RFR (9) 8185133: Reference pending list root might not get marked

Mikael Gerdin mikael.gerdin at oracle.com
Mon Jul 31 05:40:19 UTC 2017


Hi Kim,

On 2017-07-28 21:53, Kim Barrett wrote:
>> On Jul 28, 2017, at 1:20 PM, Erik Osterlund <erik.osterlund at oracle.com> wrote:
>>
>> Hi Roman,
>>
>>> On 28 Jul 2017, at 16:53, Roman Kennke <rkennke at redhat.com> wrote:
>>>
>>> Hi Mikael,
>>>
>>> I don't really understand what the problem is. The WR ends up on the
>>> RPL, with its referent cleared, i.e. no longer pointing to the SR? But
>>> we want to keep the SR alive?
>>
>> No.

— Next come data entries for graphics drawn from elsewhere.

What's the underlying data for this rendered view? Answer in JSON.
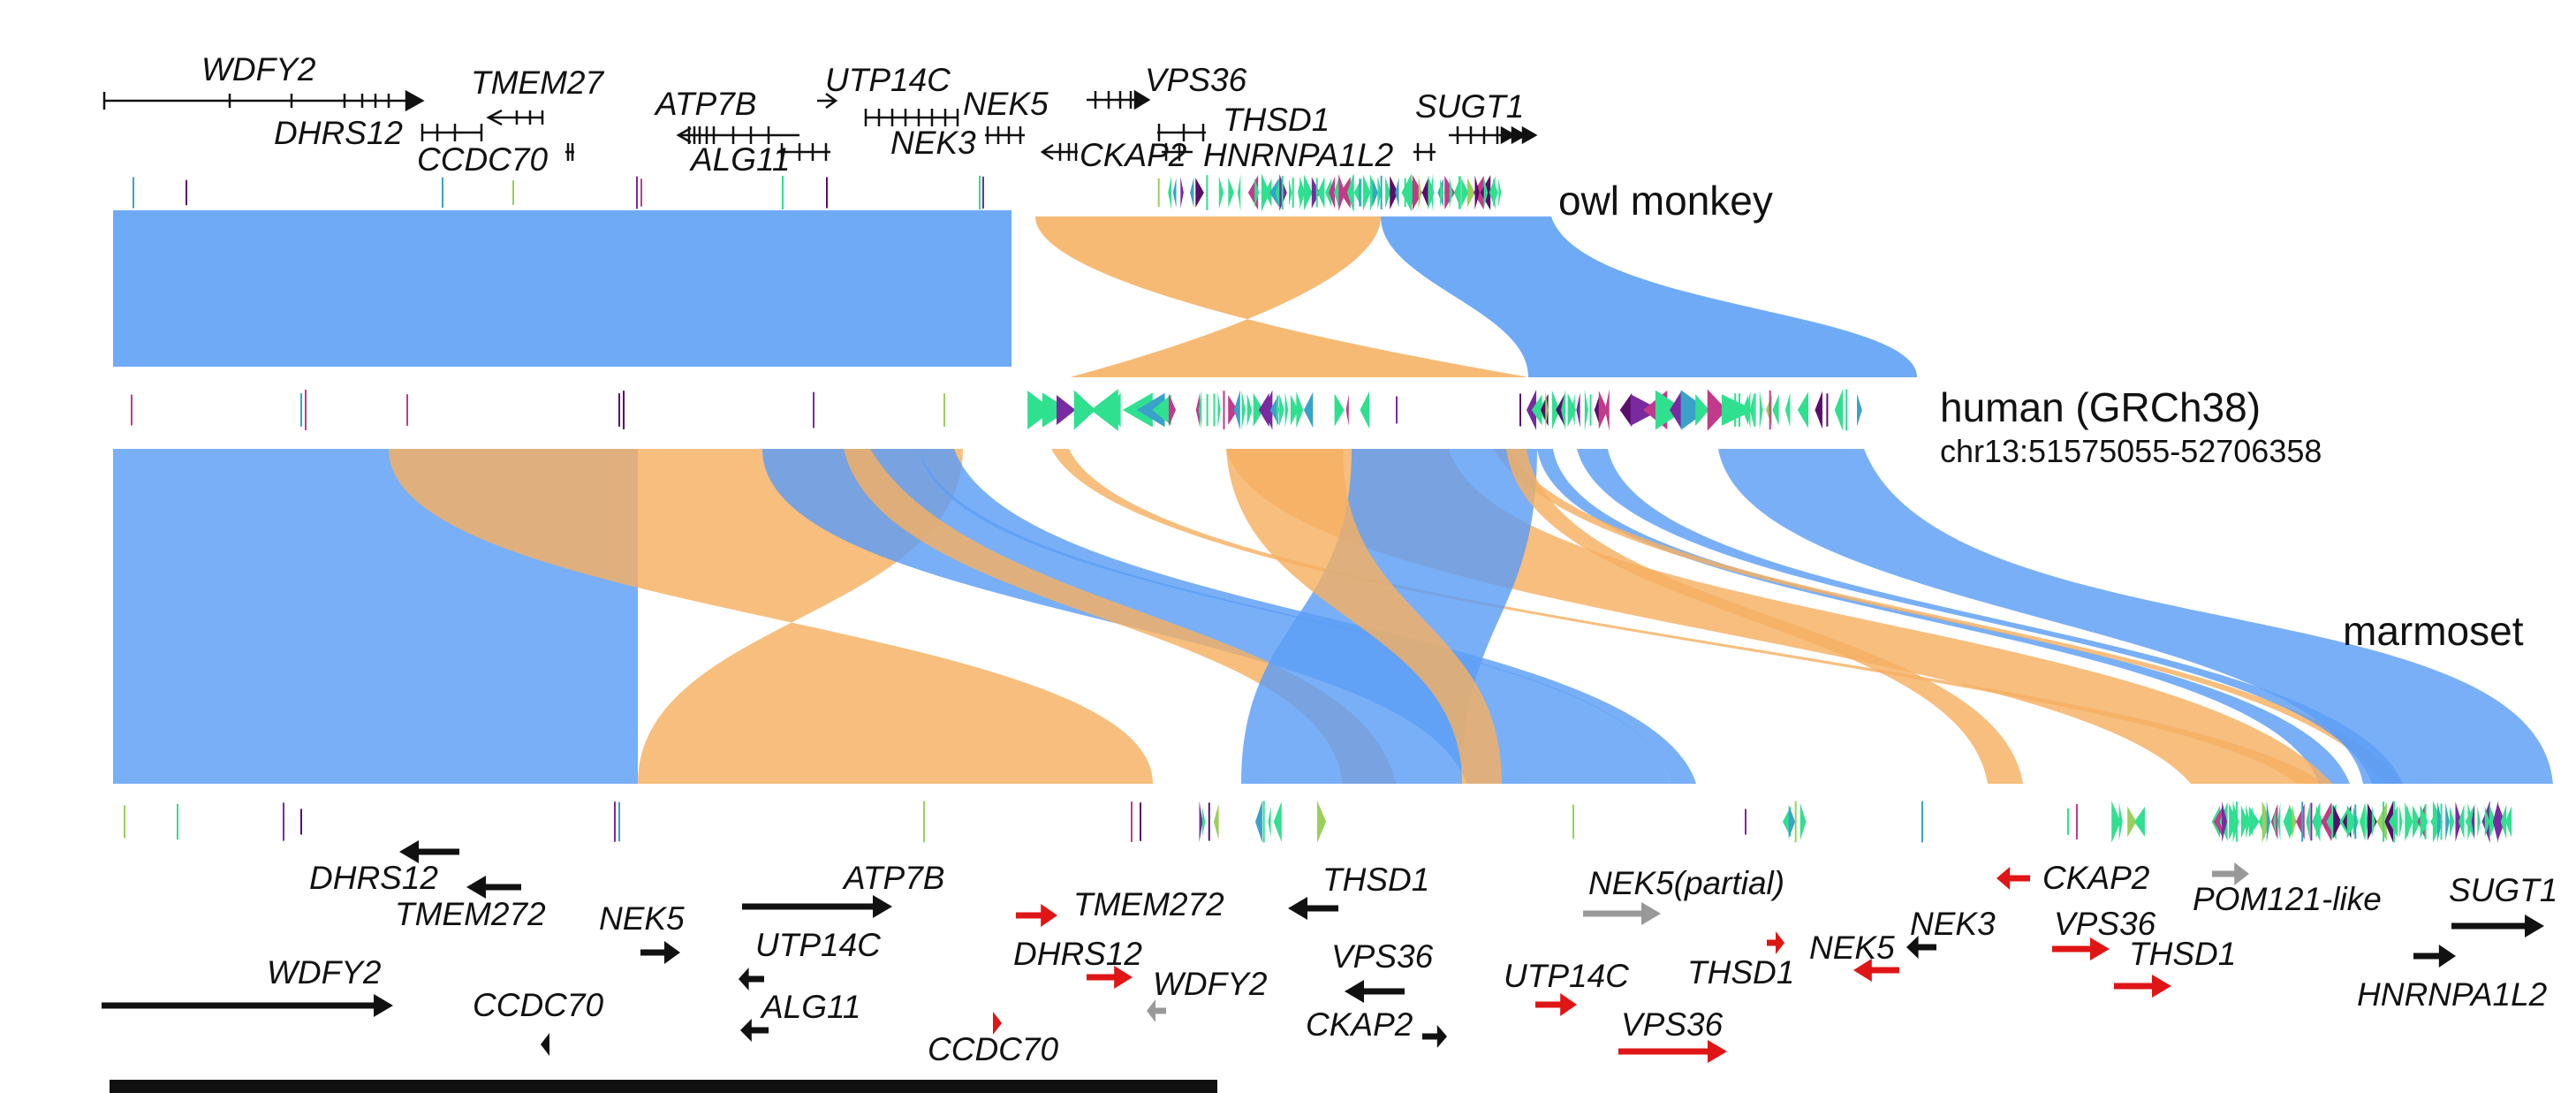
{
  "colors": {
    "same_strand": "#5b9ef5",
    "inverted": "#f5b062",
    "ribbon_opacity": 0.88,
    "arrow_black": "#111111",
    "arrow_red": "#e01515",
    "arrow_gray": "#999999",
    "repeat_green": "#2fe08f",
    "repeat_purple": "#5a0e6b"
  },
  "species": {
    "owl_monkey": "owl monkey",
    "human": "human (GRCh38)",
    "human_region": "chr13:51575055-52706358",
    "marmoset": "marmoset"
  },
  "top_genes": [
    {
      "name": "WDFY2"
    },
    {
      "name": "TMEM27"
    },
    {
      "name": "DHRS12"
    },
    {
      "name": "CCDC70"
    },
    {
      "name": "ATP7B"
    },
    {
      "name": "ALG11"
    },
    {
      "name": "UTP14C"
    },
    {
      "name": "NEK5"
    },
    {
      "name": "NEK3"
    },
    {
      "name": "VPS36"
    },
    {
      "name": "CKAP2"
    },
    {
      "name": "THSD1"
    },
    {
      "name": "HNRNPA1L2"
    },
    {
      "name": "SUGT1"
    }
  ],
  "bottom_genes": [
    {
      "name": "DHRS12",
      "color": "black"
    },
    {
      "name": "TMEM272",
      "color": "black"
    },
    {
      "name": "NEK5",
      "color": "black"
    },
    {
      "name": "ATP7B",
      "color": "black"
    },
    {
      "name": "UTP14C",
      "color": "black"
    },
    {
      "name": "ALG11",
      "color": "black"
    },
    {
      "name": "WDFY2",
      "color": "black"
    },
    {
      "name": "CCDC70",
      "color": "black"
    },
    {
      "name": "TMEM272",
      "color": "red"
    },
    {
      "name": "DHRS12",
      "color": "red"
    },
    {
      "name": "WDFY2",
      "color": "gray"
    },
    {
      "name": "CCDC70",
      "color": "red"
    },
    {
      "name": "THSD1",
      "color": "black"
    },
    {
      "name": "VPS36",
      "color": "black"
    },
    {
      "name": "CKAP2",
      "color": "black"
    },
    {
      "name": "NEK5(partial)",
      "color": "gray"
    },
    {
      "name": "UTP14C",
      "color": "red"
    },
    {
      "name": "VPS36",
      "color": "red"
    },
    {
      "name": "THSD1",
      "color": "red"
    },
    {
      "name": "NEK5",
      "color": "red"
    },
    {
      "name": "NEK3",
      "color": "black"
    },
    {
      "name": "CKAP2",
      "color": "red"
    },
    {
      "name": "VPS36",
      "color": "red"
    },
    {
      "name": "THSD1",
      "color": "red"
    },
    {
      "name": "POM121-like",
      "color": "gray"
    },
    {
      "name": "SUGT1",
      "color": "black"
    },
    {
      "name": "HNRNPA1L2",
      "color": "black"
    }
  ]
}
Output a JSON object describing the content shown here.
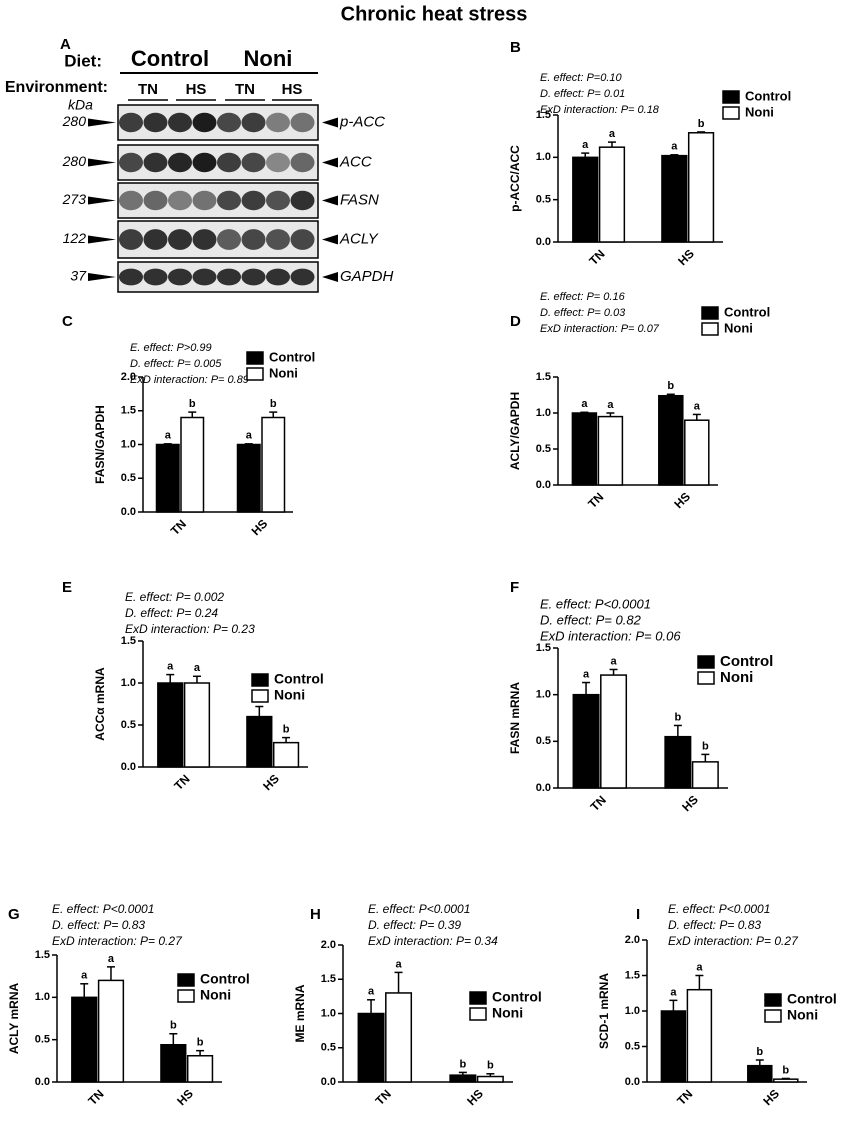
{
  "title": "Chronic heat stress",
  "blot": {
    "panel": "A",
    "diet_label": "Diet:",
    "diets": [
      "Control",
      "Noni"
    ],
    "environment_label": "Environment:",
    "environments": [
      "TN",
      "HS",
      "TN",
      "HS"
    ],
    "unit": "kDa",
    "rows": [
      {
        "size": "280",
        "protein": "p-ACC"
      },
      {
        "size": "280",
        "protein": "ACC"
      },
      {
        "size": "273",
        "protein": "FASN"
      },
      {
        "size": "122",
        "protein": "ACLY"
      },
      {
        "size": "37",
        "protein": "GAPDH"
      }
    ]
  },
  "chart_data": [
    {
      "type": "bar",
      "panel": "B",
      "ylabel": "p-ACC/ACC",
      "categories": [
        "TN",
        "HS"
      ],
      "annotations": [
        "E. effect: P=0.10",
        "D. effect: P= 0.01",
        "ExD interaction: P= 0.18"
      ],
      "ylim": [
        0,
        1.5
      ],
      "yticks": [
        {
          "value": 0,
          "label": "0.0"
        },
        {
          "value": 0.5,
          "label": "0.5"
        },
        {
          "value": 1,
          "label": "1.0"
        },
        {
          "value": 1.5,
          "label": "1.5"
        }
      ],
      "series": [
        {
          "name": "Control",
          "color": "#000000",
          "values": [
            1.0,
            1.02
          ],
          "errors": [
            0.05,
            0.01
          ],
          "letters": [
            "a",
            "a"
          ]
        },
        {
          "name": "Noni",
          "color": "#ffffff",
          "values": [
            1.12,
            1.29
          ],
          "errors": [
            0.06,
            0.01
          ],
          "letters": [
            "a",
            "b"
          ]
        }
      ]
    },
    {
      "type": "bar",
      "panel": "C",
      "ylabel": "FASN/GAPDH",
      "categories": [
        "TN",
        "HS"
      ],
      "annotations": [
        "E. effect: P>0.99",
        "D. effect: P= 0.005",
        "ExD interaction: P= 0.89"
      ],
      "ylim": [
        0,
        2
      ],
      "yticks": [
        {
          "value": 0,
          "label": "0.0"
        },
        {
          "value": 0.5,
          "label": "0.5"
        },
        {
          "value": 1,
          "label": "1.0"
        },
        {
          "value": 1.5,
          "label": "1.5"
        },
        {
          "value": 2,
          "label": "2.0"
        }
      ],
      "series": [
        {
          "name": "Control",
          "color": "#000000",
          "values": [
            1.0,
            1.0
          ],
          "errors": [
            0.01,
            0.01
          ],
          "letters": [
            "a",
            "a"
          ]
        },
        {
          "name": "Noni",
          "color": "#ffffff",
          "values": [
            1.4,
            1.4
          ],
          "errors": [
            0.08,
            0.08
          ],
          "letters": [
            "b",
            "b"
          ]
        }
      ]
    },
    {
      "type": "bar",
      "panel": "D",
      "ylabel": "ACLY/GAPDH",
      "categories": [
        "TN",
        "HS"
      ],
      "annotations": [
        "E. effect: P= 0.16",
        "D. effect: P= 0.03",
        "ExD interaction: P= 0.07"
      ],
      "ylim": [
        0,
        1.5
      ],
      "yticks": [
        {
          "value": 0,
          "label": "0.0"
        },
        {
          "value": 0.5,
          "label": "0.5"
        },
        {
          "value": 1,
          "label": "1.0"
        },
        {
          "value": 1.5,
          "label": "1.5"
        }
      ],
      "series": [
        {
          "name": "Control",
          "color": "#000000",
          "values": [
            1.0,
            1.24
          ],
          "errors": [
            0.01,
            0.02
          ],
          "letters": [
            "a",
            "b"
          ]
        },
        {
          "name": "Noni",
          "color": "#ffffff",
          "values": [
            0.95,
            0.9
          ],
          "errors": [
            0.05,
            0.08
          ],
          "letters": [
            "a",
            "a"
          ]
        }
      ]
    },
    {
      "type": "bar",
      "panel": "E",
      "ylabel": "ACCα mRNA",
      "categories": [
        "TN",
        "HS"
      ],
      "annotations": [
        "E. effect: P= 0.002",
        "D. effect: P= 0.24",
        "ExD interaction: P= 0.23"
      ],
      "ylim": [
        0,
        1.5
      ],
      "yticks": [
        {
          "value": 0,
          "label": "0.0"
        },
        {
          "value": 0.5,
          "label": "0.5"
        },
        {
          "value": 1,
          "label": "1.0"
        },
        {
          "value": 1.5,
          "label": "1.5"
        }
      ],
      "series": [
        {
          "name": "Control",
          "color": "#000000",
          "values": [
            1.0,
            0.6
          ],
          "errors": [
            0.1,
            0.12
          ],
          "letters": [
            "a",
            "b"
          ]
        },
        {
          "name": "Noni",
          "color": "#ffffff",
          "values": [
            1.0,
            0.29
          ],
          "errors": [
            0.08,
            0.06
          ],
          "letters": [
            "a",
            "b"
          ]
        }
      ]
    },
    {
      "type": "bar",
      "panel": "F",
      "ylabel": "FASN mRNA",
      "categories": [
        "TN",
        "HS"
      ],
      "annotations": [
        "E. effect: P<0.0001",
        "D. effect: P= 0.82",
        "ExD interaction: P= 0.06"
      ],
      "ylim": [
        0,
        1.5
      ],
      "yticks": [
        {
          "value": 0,
          "label": "0.0"
        },
        {
          "value": 0.5,
          "label": "0.5"
        },
        {
          "value": 1,
          "label": "1.0"
        },
        {
          "value": 1.5,
          "label": "1.5"
        }
      ],
      "series": [
        {
          "name": "Control",
          "color": "#000000",
          "values": [
            1.0,
            0.55
          ],
          "errors": [
            0.13,
            0.12
          ],
          "letters": [
            "a",
            "b"
          ]
        },
        {
          "name": "Noni",
          "color": "#ffffff",
          "values": [
            1.21,
            0.28
          ],
          "errors": [
            0.06,
            0.08
          ],
          "letters": [
            "a",
            "b"
          ]
        }
      ]
    },
    {
      "type": "bar",
      "panel": "G",
      "ylabel": "ACLY mRNA",
      "categories": [
        "TN",
        "HS"
      ],
      "annotations": [
        "E. effect: P<0.0001",
        "D. effect: P= 0.83",
        "ExD interaction: P= 0.27"
      ],
      "ylim": [
        0,
        1.5
      ],
      "yticks": [
        {
          "value": 0,
          "label": "0.0"
        },
        {
          "value": 0.5,
          "label": "0.5"
        },
        {
          "value": 1,
          "label": "1.0"
        },
        {
          "value": 1.5,
          "label": "1.5"
        }
      ],
      "series": [
        {
          "name": "Control",
          "color": "#000000",
          "values": [
            1.0,
            0.44
          ],
          "errors": [
            0.16,
            0.13
          ],
          "letters": [
            "a",
            "b"
          ]
        },
        {
          "name": "Noni",
          "color": "#ffffff",
          "values": [
            1.2,
            0.31
          ],
          "errors": [
            0.16,
            0.06
          ],
          "letters": [
            "a",
            "b"
          ]
        }
      ]
    },
    {
      "type": "bar",
      "panel": "H",
      "ylabel": "ME mRNA",
      "categories": [
        "TN",
        "HS"
      ],
      "annotations": [
        "E. effect: P<0.0001",
        "D. effect: P= 0.39",
        "ExD interaction: P= 0.34"
      ],
      "ylim": [
        0,
        2
      ],
      "yticks": [
        {
          "value": 0,
          "label": "0.0"
        },
        {
          "value": 0.5,
          "label": "0.5"
        },
        {
          "value": 1,
          "label": "1.0"
        },
        {
          "value": 1.5,
          "label": "1.5"
        },
        {
          "value": 2,
          "label": "2.0"
        }
      ],
      "series": [
        {
          "name": "Control",
          "color": "#000000",
          "values": [
            1.0,
            0.1
          ],
          "errors": [
            0.2,
            0.04
          ],
          "letters": [
            "a",
            "b"
          ]
        },
        {
          "name": "Noni",
          "color": "#ffffff",
          "values": [
            1.3,
            0.08
          ],
          "errors": [
            0.3,
            0.04
          ],
          "letters": [
            "a",
            "b"
          ]
        }
      ]
    },
    {
      "type": "bar",
      "panel": "I",
      "ylabel": "SCD-1 mRNA",
      "categories": [
        "TN",
        "HS"
      ],
      "annotations": [
        "E. effect: P<0.0001",
        "D. effect: P= 0.83",
        "ExD interaction: P= 0.27"
      ],
      "ylim": [
        0,
        2
      ],
      "yticks": [
        {
          "value": 0,
          "label": "0.0"
        },
        {
          "value": 0.5,
          "label": "0.5"
        },
        {
          "value": 1,
          "label": "1.0"
        },
        {
          "value": 1.5,
          "label": "1.5"
        },
        {
          "value": 2,
          "label": "2.0"
        }
      ],
      "series": [
        {
          "name": "Control",
          "color": "#000000",
          "values": [
            1.0,
            0.23
          ],
          "errors": [
            0.15,
            0.08
          ],
          "letters": [
            "a",
            "b"
          ]
        },
        {
          "name": "Noni",
          "color": "#ffffff",
          "values": [
            1.3,
            0.04
          ],
          "errors": [
            0.2,
            0.01
          ],
          "letters": [
            "a",
            "b"
          ]
        }
      ]
    }
  ]
}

The WR gets promoted to old during the initial mark evacuation as it was strongly reachable by a SR in young. The referent of the WR died, and therefore it gets discovered. The assumption is then that since it was strongly reachable from the SR in young, the WR will be found during concurrent marking due to SATB. This is normally a safe assumption.
>>
>> However, just before finishing the initial mark pause and letting concurrent marking start trace through the heap, soft references may change strength to suddenly become weak. Therefore, the WR in old never gets marked during concurrent marking unless the GC is made aware of the existence of this new strong edge to the pending list head.
>>
>> This is a problem, because the pending list was in this scenario exposed to Java land through the pending list head, without the concurrent marking knowing about it, violating GC completeness.
> 
> I think SR also needs to be promoted by the initial-mark pause.  If SR
> is young and not promoted, then it will be a survivor of the
> initial-mark pause, and so will be scanned by scan_root_regions.
> scan_root_regions doesn't do reference processing, so the scan of the
> survivor SR will mark WR.
> 
> Here's my understanding of the problem scenario:
> 
> (1) initial state
> 
> SR => WR => O
> WR, and O are young
> WR and O are unreachable except through the chain from SR
> SR has not expired
> 
> (2) initial_mark
> 
> SR and WR are both promoted to oldgen.
> SR is not discovered, because it has not expired.
> WR is discovered and enqueued, because O is unreachable.
> WR ends up at the head of the pending list.  This happens after the
> initial root scan has examined the head of the pending list.
> 
> (3) SR expires
> 
> We now have an oldgen WR in the pending list, and no certain path by
> which concurrent marking will reach it, even though it is accessible.
> (The Java reference processing thread might process and discard it
> before any damage is actually done, but that's far from certain.)
> 
> So it requires a fairly unlikely sequence of events.
> 
> Note: If WR ends up anywhere other than at the head of the pending
> list, it will eventually be visited, either by scan_root_region or
> normal concurrent marking, depending on its predecessor in the list.
> (Assuming its predecessor is not another similar case that *did* end
> up at the head of the list.)

Thanks for this detailed explanation.